There is also a role for manual file copy tests. This is simply a timed test manually using a watch or helper utility to assert the total time taken to copy files to/from the SSD or to even compress files via ZIP/RAR. The issue with this type of testing is the wide variety and variability of windows systems, with the specific environment and hardware configuration affecting the result. Whereas with a specific benchmark utility there is more control over the end result especially with the tools from Bapco and Futuremark. The copy test answers a very important question, how well does my SSD copy files of varying sizes in the real world. Entry level SSDs such as Crucial’s BX200 and OCZ’s Trion and several others which used Planar TLC NAND and a weaker controller and cache setup were caught out by such tests, where certain large files such as a typical several gigabyte video file overwhelmed the SSD. Even on the other end of the spectrum, Samsung’s enthusiast/performance oriented 960 EVO ‘only’ has a 48 GB cache for the 1TB model, meaning extremely large files will be transferred at lower than advertised speeds.

In their recent tests, Anandtech have resorted to measuring power consumption for some specific file I/O workloads. I am not sure this is relevant or that people care what the power consumption of a SATA drive is. For a NVME drive in the M.2 or PCI-E Add in Card Format this is more relevant as heat generation is a product of power and a cooler running controller means better performance from less throttling. For a NVME drive this does make significant differences. Smaller, less power consuming silicon can also be cheaper to make and sell. On an engineering curiosity level this information is interesting and useful but the power consumption of SSDs generally is 'resonable' especially given the small PCBs many use, their cost and performance.
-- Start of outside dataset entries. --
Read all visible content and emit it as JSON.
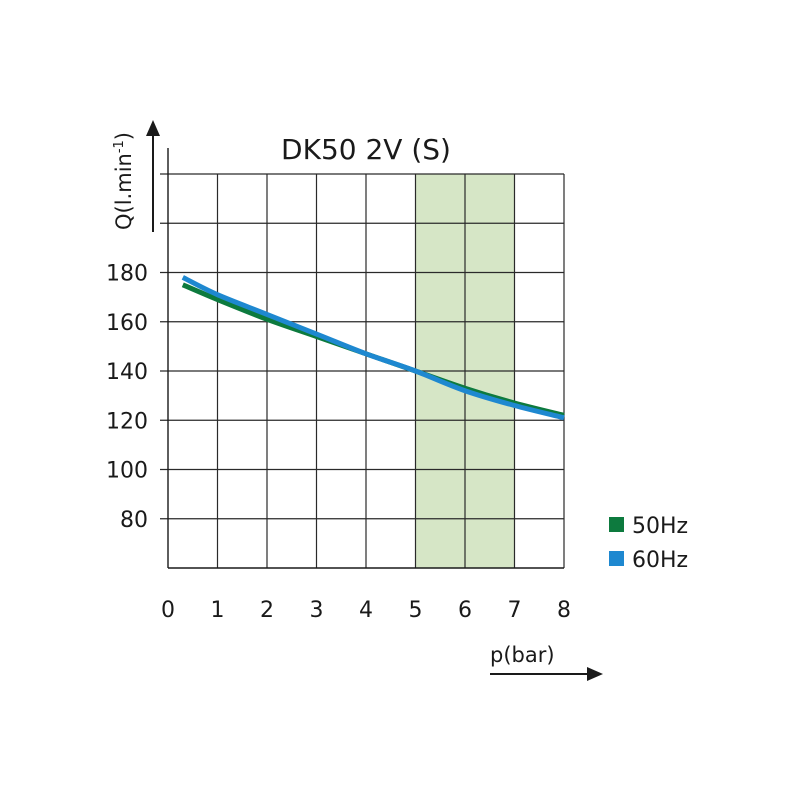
{
  "chart_data": {
    "type": "line",
    "title": "DK50 2V (S)",
    "ylabel": "Q(l.min",
    "ylabel_sup": "-1",
    "ylabel_close": ")",
    "xlabel": "p(bar)",
    "x_ticks": [
      "0",
      "1",
      "2",
      "3",
      "4",
      "5",
      "6",
      "7",
      "8"
    ],
    "y_ticks": [
      "80",
      "100",
      "120",
      "140",
      "160",
      "180"
    ],
    "xlim": [
      0,
      8
    ],
    "ylim": [
      60,
      220
    ],
    "grid": true,
    "highlight_band": {
      "x_from": 5,
      "x_to": 7,
      "color": "#d6e6c6"
    },
    "legend_position": "right",
    "series": [
      {
        "name": "50Hz",
        "color": "#0d7a3e",
        "x": [
          0.3,
          1,
          2,
          3,
          4,
          5,
          6,
          7,
          8
        ],
        "y": [
          175,
          169,
          161,
          154,
          147,
          140,
          133,
          127,
          122
        ]
      },
      {
        "name": "60Hz",
        "color": "#1e88d0",
        "x": [
          0.3,
          1,
          2,
          3,
          4,
          5,
          6,
          7,
          8
        ],
        "y": [
          178,
          171,
          163,
          155,
          147,
          140,
          132,
          126,
          121
        ]
      }
    ]
  }
}
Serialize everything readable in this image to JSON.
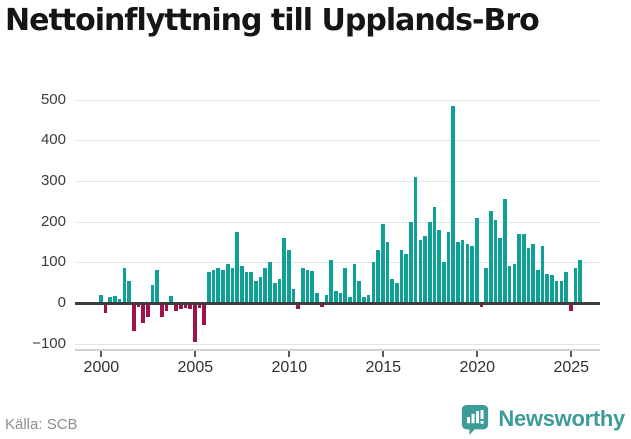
{
  "title": "Nettoinflyttning till Upplands-Bro",
  "source": "Källa: SCB",
  "brand": {
    "name": "Newsworthy"
  },
  "colors": {
    "positive_bar": "#0fa096",
    "negative_bar": "#a0124e",
    "zero_line": "#3d3d3d",
    "gridline": "#e4e4e4",
    "brand_teal": "#3d9c98",
    "title_text": "#151515",
    "axis_text": "#3c3c3c",
    "source_text": "#8f8f8f"
  },
  "chart_data": {
    "type": "bar",
    "title": "Nettoinflyttning till Upplands-Bro",
    "x_unit": "quarter",
    "start": "2000Q1",
    "end": "2025Q3",
    "ylim": [
      -100,
      500
    ],
    "grid": true,
    "legend": false,
    "y_ticks": [
      500,
      400,
      300,
      200,
      100,
      0,
      -100
    ],
    "y_tick_labels": [
      "500",
      "400",
      "300",
      "200",
      "100",
      "0",
      "−100"
    ],
    "x_tick_labels": [
      "2000",
      "2005",
      "2010",
      "2015",
      "2020",
      "2025"
    ],
    "x_tick_every_quarters": 20,
    "values": [
      20,
      -25,
      15,
      18,
      10,
      85,
      55,
      -70,
      -10,
      -50,
      -35,
      45,
      80,
      -35,
      -20,
      18,
      -20,
      -15,
      -12,
      -15,
      -95,
      -12,
      -55,
      75,
      80,
      85,
      80,
      95,
      85,
      175,
      90,
      75,
      75,
      55,
      65,
      85,
      100,
      50,
      60,
      160,
      130,
      35,
      -15,
      85,
      80,
      78,
      25,
      -10,
      20,
      105,
      30,
      25,
      85,
      15,
      95,
      55,
      15,
      20,
      100,
      130,
      195,
      150,
      60,
      50,
      130,
      120,
      200,
      310,
      155,
      165,
      200,
      235,
      180,
      100,
      175,
      485,
      150,
      155,
      145,
      140,
      210,
      -10,
      85,
      225,
      205,
      160,
      255,
      90,
      95,
      170,
      170,
      135,
      145,
      80,
      140,
      72,
      70,
      53,
      55,
      75,
      -19,
      85,
      105
    ]
  }
}
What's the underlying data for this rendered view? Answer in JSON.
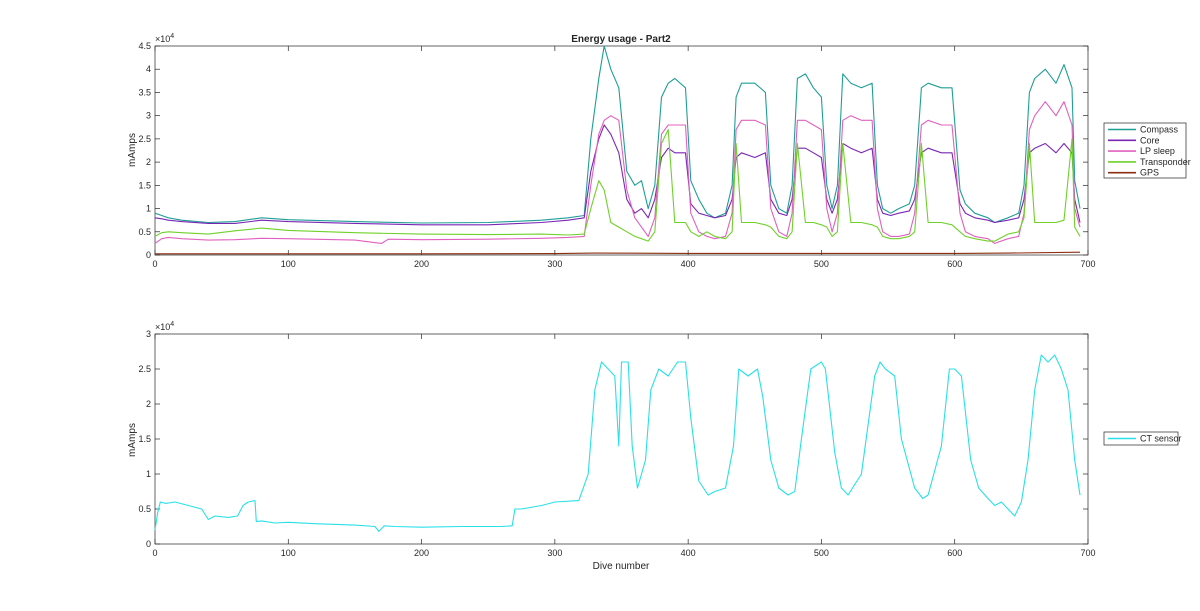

Allyn Malventano at PCPER wrote his own custom test software which is going beyond the call of duty to ensure repeatability between drives and to test different weighted workloads. But again this approach has it's limitations. It is proprietary and does not answer questions about experience with real world applications and scenarios.

PC hardware reviews need to strike a balance of being concise, delivering scientific test results and relaying the right message to their audience. The majority of publications get one of more of these right but rarely does one get all of these right. It is all of our responsively to strive to be better but unfortunately some more mainstream household name 'technology' blogs (Not PC hardware) don't take this as seriously as they see their role in the grand scheme of things as news reporters not testers or analysts. The manufacturer is always right (!) and they think it is their job to be completely objective from the product they are writing about. Diving into the depths of a product is not seen as objective to some.

I am constantly researching and testing different methods of testing SSDs and this takes alot of time. I have to present something in the meantime therefore there is a typical mix of benchmarks in this review. More applicable real world use cases not only provide more relevance and meaning to what I am reviewing, but may even be easier to test on a repeatability point of view. 

End users want questions answered such as 'will my game load faster on a SSD', indeed some even swap in a SSD for their consoles. It is the job of a professional review to answer this question or at least to best of ability.  This review would even have been more accurate if I had compared the same capacity for all drives tested but that simply is not possible due to what drives we have on hand or have been sampled by the manufacturers.